2.) Prove Clinical utility

3.) Deliver the endorsement of key opinion leaders

The clinicians in the room with us last week included key opinion leaders. By demonstrating the outcome of our research to date, we were able to demonstrate a modicum of clinical validity. However, the only people who can demonstrate clinical utility are clinicians. We can deliver the intelligence which proves that the test works: we need the support of clinicians to translate this into actionable intelligence which can change case management and thus deliver a clinical benefit to the patients.

By engaging with the clinicians we were able to gain a powerful perspective on how best to equip them with the correct tools to help them treat their patients effectively.

By engaging with patient advocacy groups, we are aware of and familiar with the people who own the need for a solution. By engaging with the clinicians and researchers last week in Stockholm we came one step closer to delivering a solution to these patients.

Interview Robin Tuytten

Robin Tuytten

VP Research & Development

Metabolomic Diagnostics Limited

Did you find the meeting productive?

Yes. The Stockholm IMPROvED meeting allowed the IMPROvED consortium to reinforce the bonds between all partners involved. With IMPROvED a collaboration between several academic teams and a number of commercial entities, the yearly IMPROvED meeting is important to mutually understand and appreciate the efforts undertaken by all consortium members.

The possibility to directly engage with many clinicians, midwifes and clinical laboratory staff dedicated to pregnancy care at the same time is unique and very instructive to us, the commercial partners in IMPROvED. In addition, the Stockholm meeting gave us all the opportunity to engage directly with the European Commission: the IMPROvED EC project officer joined our discussion for a day. Being able to share our progress and aspirations with the European Commission was very rewarding.

Did you take any important decision?

At the meeting the ambition to bring IMPROvED to success was re-iterated by all consortium members.

As part of the Metabolomic Diagn Team, what did you presented at the meeting and is there any interesting news that we can safety share with the public?

At the IMPROvED meeting in Stockholm, Metabolomic Diagnostics had the opportunity to update the consortium members on the progress made in its development of its preeclampsia risk stratification product.
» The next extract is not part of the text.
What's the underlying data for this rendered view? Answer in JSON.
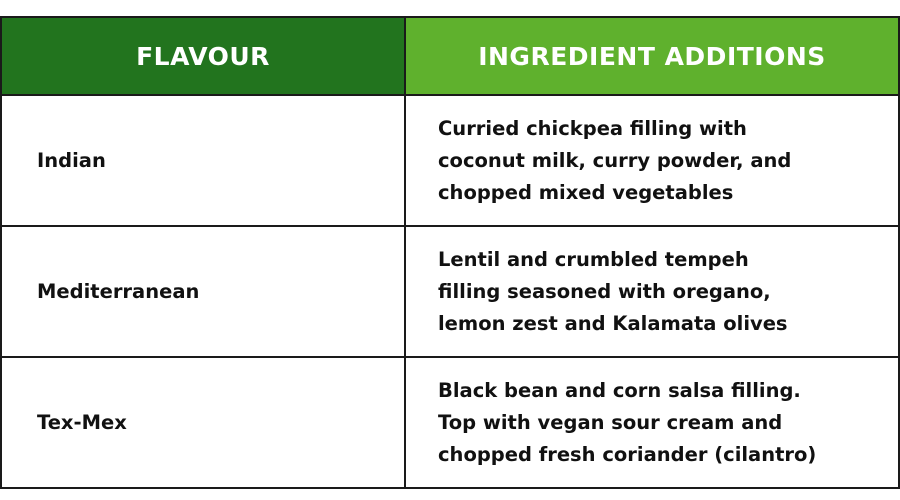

I was able to share with the consortium the results of a first study wherein we used a prototype of our test to predict preeclampsia early in pregnancy. To everybody’s delight the results were very promising: good prediction was achieved! Following this first great result, the Metabolomic Diagnostics’ team is even more energized to further develop its technology and to proof the merits of a first-in-its-kind preeclampsia prediction test in IMPROvED.
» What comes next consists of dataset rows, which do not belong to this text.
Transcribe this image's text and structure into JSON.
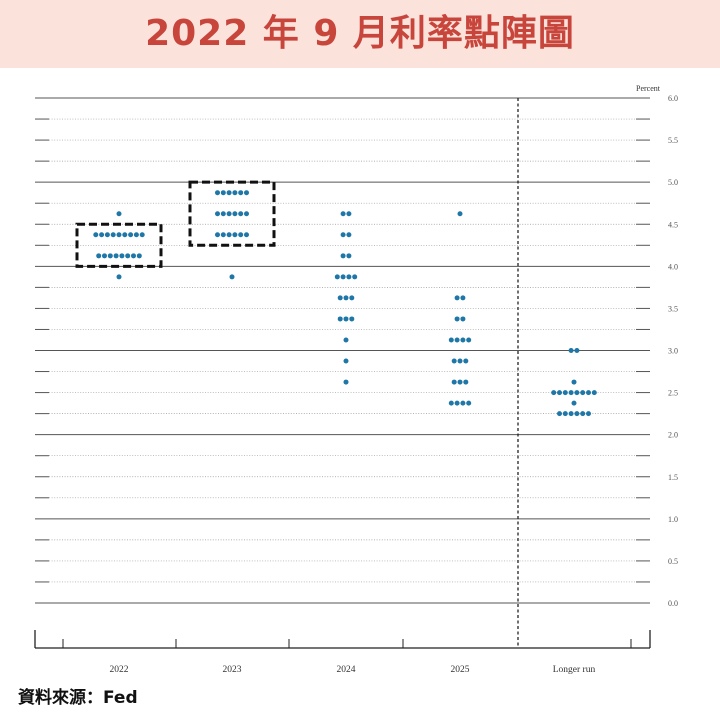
{
  "header": {
    "title": "2022 年 9 月利率點陣圖"
  },
  "source": {
    "label": "資料來源：Fed"
  },
  "chart_data": {
    "type": "scatter",
    "title": "",
    "xlabel": "",
    "ylabel": "Percent",
    "ylim": [
      0,
      6
    ],
    "y_ticks": [
      "0.0",
      "0.5",
      "1.0",
      "1.5",
      "2.0",
      "2.5",
      "3.0",
      "3.5",
      "4.0",
      "4.5",
      "5.0",
      "5.5",
      "6.0"
    ],
    "categories": [
      "2022",
      "2023",
      "2024",
      "2025",
      "Longer run"
    ],
    "grid": true,
    "dot_color": "#1f77a8",
    "highlight_boxes": [
      {
        "category": "2022",
        "y_range": [
          4.0,
          4.5
        ]
      },
      {
        "category": "2023",
        "y_range": [
          4.25,
          5.0
        ]
      }
    ],
    "series": [
      {
        "category": "2022",
        "points": [
          {
            "y": 4.625,
            "count": 1
          },
          {
            "y": 4.375,
            "count": 9
          },
          {
            "y": 4.125,
            "count": 8
          },
          {
            "y": 3.875,
            "count": 1
          }
        ]
      },
      {
        "category": "2023",
        "points": [
          {
            "y": 4.875,
            "count": 6
          },
          {
            "y": 4.625,
            "count": 6
          },
          {
            "y": 4.375,
            "count": 6
          },
          {
            "y": 3.875,
            "count": 1
          }
        ]
      },
      {
        "category": "2024",
        "points": [
          {
            "y": 4.625,
            "count": 2
          },
          {
            "y": 4.375,
            "count": 2
          },
          {
            "y": 4.125,
            "count": 2
          },
          {
            "y": 3.875,
            "count": 4
          },
          {
            "y": 3.625,
            "count": 3
          },
          {
            "y": 3.375,
            "count": 3
          },
          {
            "y": 3.125,
            "count": 1
          },
          {
            "y": 2.875,
            "count": 1
          },
          {
            "y": 2.625,
            "count": 1
          }
        ]
      },
      {
        "category": "2025",
        "points": [
          {
            "y": 4.625,
            "count": 1
          },
          {
            "y": 3.625,
            "count": 2
          },
          {
            "y": 3.375,
            "count": 2
          },
          {
            "y": 3.125,
            "count": 4
          },
          {
            "y": 2.875,
            "count": 3
          },
          {
            "y": 2.625,
            "count": 3
          },
          {
            "y": 2.375,
            "count": 4
          }
        ]
      },
      {
        "category": "Longer run",
        "points": [
          {
            "y": 3.0,
            "count": 2
          },
          {
            "y": 2.625,
            "count": 1
          },
          {
            "y": 2.5,
            "count": 8
          },
          {
            "y": 2.375,
            "count": 1
          },
          {
            "y": 2.25,
            "count": 6
          }
        ]
      }
    ]
  }
}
The mission of your company in IMPROvED

Metabolomic Diagnostics is developing a novel clinical test to identify which 1st time pregnant are at risk of developing preeclampsia later in their pregnancy. Our test is looking at metabolite biomarkers in the blood of pregnant women when they are about 15 weeks pregnant. To determine the levels of several fore-telling metabolites simultaneously we use a special analytical technique called mass spectrometry. Using a mass spectrometer we are able to identify (essentially by “weighing” the mass of the metabolites) and quantify the metabolites of interest in blood. When combining the information on the levels of different metabolites in a mathematical algorithm, we can determine whether a pregnant woman has a low or high risk of developing preeclampsia later in her pregnancy. This information is provided to the health care provider taking care of the pregnant woman, who then can personalize the pregnancy care of the woman according to her needs. By analysing the 15 weeks blood samples taken from the 5000 pregnant women participating in IMPROvED, we aim at confirming (validating) that our test can indeed accurately predict preeclampsia. This will be done by comparing the risk prediction as obtained with the Metabolomic Diagnostics’ test, using a 15 weeks blood sample, with the actual pregnancy outcome as recorded by the IMPROvED midwifes and obstetricians.